Cultura de verano
CADA AÑO aumenta el número de universidades de verano y sus extensiones. La medida de un es fuerzo consiste en la relación entre lo que se invierte en él y el resultado obtenido: universidades y paralelos -cursos, seminarios, cursillos creados por ayuntamientos, comunidades, fundaciones e instituciones privadas- despliegan por todo el país una especie de sabiduría enciclopédica, por la amplitud de campos que abarcan, y hasta enciclopedista, por su tono liberal y abierto y sus discusiones de ágora, continuando una semilla plantada en la II República por la Junta de Ampliación de Estudios. Hay rumores de que catedráticos y conferenciantes se enriquecen. No son exactos. Lo que cobran no suele exceder de lo que ganan habitualmente por sus trabajos, sobre todo teniendo en cuenta el tiempo que dedican a sus desplazamientos, permanencias e intervenciones. Se puede temer el intento de compra del intelectual, o el abuso de algunos de éstos repitiendo viejas conferencias o la misma en varios lugares del verano. Pero, abusos aparte, esta extensión cultural, muchas veces con rango internacional, ofrece buenos resultados. Lateralmente sirve para estrechar contactos, para relaciones públicas, para que el escritor se vea confrontado cara a cara con su público.Lo que extraña es la distancia que hay entre estas actividades de las universidades españolas durante el verano y las oficiales del curso normal. Mientras crece el auge de lo excepcional en el verano, se mantiene la degradación universitaria de uso. Esto parece obedecer a la nueva postura española, o gubernamental, de favorecer al menos en la cultura y las artes todo aquello que es escaparate, noticia de periódico, reportaje de televisión o formas espectaculares y excepcionales con respecto a la continuidad del trabajo diario. Sea cual sea la virtud de los cursos de verano, su eficacia no es comparable a la del estudio día a día, a la de la selección de buenos catedráticos, buenas aulas, buenas posibilidades de prácticas, espacios suficientes y hasta actividades extraordinarias o de contacto con los conocimientos ya establecidos y en ejercicio, como se hace en las universidades de verano.

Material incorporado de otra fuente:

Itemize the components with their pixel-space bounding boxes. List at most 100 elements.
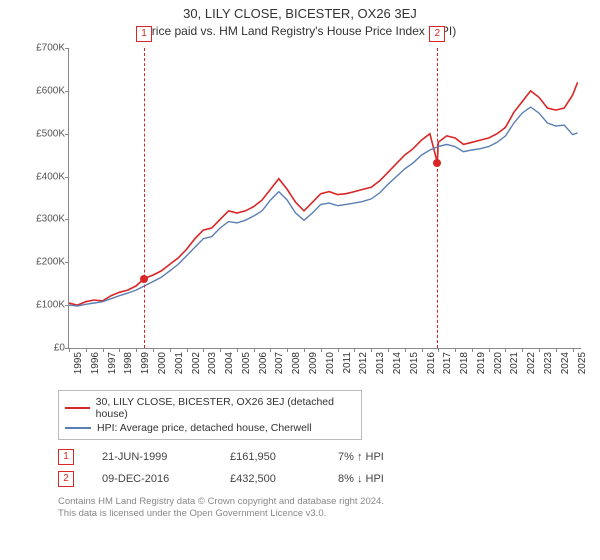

El curso pasado fue desastroso por causas sobradamente conocidas, aunque generalmente disfrazadas, desde las escuelas hasta las universidades; aun suponiendo que el impulso del nuevo ministro y su jovialidad y capacidad de convicción reconocidas logren reducir los conflictos, siempre quedará el gran desajuste presupuestario entre la enseñanza debida y la enseñanza real, notable en los niveles primarios.
Cuando la II República inició los cursos de extensión universitaria existían paralelamente unas formas de educación y formación populares que iban desde las ediciones baratas de libros básicos hasta las creaciones de partidos -los ateneos libertarios, las casas del pueblo, las milicias de la cultura, las escuelas nocturnas, los locales parroquiales- y de instituciones privadas -los centros de instrucción comercial, el culto al teatro de aficionados, la lucha contra el analfabetismo...-, que ahora no existen prácticamente. Por eso es necesario recordar que esta moda, esta feria de la cultura, no pasa de ser minoritaria, y su proyección pública es desmedida con relación a su alcance. La intención no debe estar en reducir o eliminar los cursos veraniegos, sino en que sean la cumbre de algo que debe empezar por las bases: los cursos ordinarios.